When I first joined LinkedIn, I thought it was an exciting innovation, and remember the urge to link with as many people as possible, however weak the connections between us. This makes sense, as there is some famous academic research that shows these weak connections are the most profitable (Granovetter's "The Strength of Weak Ties").

The theory goes that the people you have strong ties with have the same information as you, but weak ties have new information, which is why they bring the new opportunities. But LinkedIn for me simply became a new address book. Then I got bored, and then a wave of people started to link in to me even though I didn't really use the system any more. Then it all stopped when Facebook exploded in the UK. Now only very occasionally do I get a new LinkedIn requests, and I feel divided in how I split my efforts between the two. Facebook was fun, but LinkedIn promised opportunity.

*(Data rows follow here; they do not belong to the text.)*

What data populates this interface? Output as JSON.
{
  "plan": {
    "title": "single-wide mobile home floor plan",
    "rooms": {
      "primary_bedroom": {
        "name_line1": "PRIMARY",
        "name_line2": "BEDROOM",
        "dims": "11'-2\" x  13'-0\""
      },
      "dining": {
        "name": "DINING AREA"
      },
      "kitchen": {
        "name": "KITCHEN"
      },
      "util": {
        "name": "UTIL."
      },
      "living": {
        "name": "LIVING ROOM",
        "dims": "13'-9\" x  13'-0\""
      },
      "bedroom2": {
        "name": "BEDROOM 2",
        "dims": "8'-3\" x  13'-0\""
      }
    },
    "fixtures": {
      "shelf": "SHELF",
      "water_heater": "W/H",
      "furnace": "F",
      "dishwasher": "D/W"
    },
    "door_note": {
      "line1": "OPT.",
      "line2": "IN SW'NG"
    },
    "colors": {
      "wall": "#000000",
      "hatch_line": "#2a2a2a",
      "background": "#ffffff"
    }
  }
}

This could however change as LinkedIn has recently launched its own platform for third parties to develop applications - LinkedIn's Intelligent Applications Platform. This should give it some of the sex appeal that Facebook has, and give its members that extra added reason for staying active and engaged. According to the UK's Guardian " is the first company to develop a LinkedIn application, introducing a tool that sits on its website and lists connections between the user and the companies and business people in its stories".

With LinkedIn's membership of Google's OpenSocial - which will allow people to connect across social networks - and to develop applications across them, it seems that LinkedIn has learnt, just in time, that you can't just be the brainy kid in the class, you need some sex appeal as well.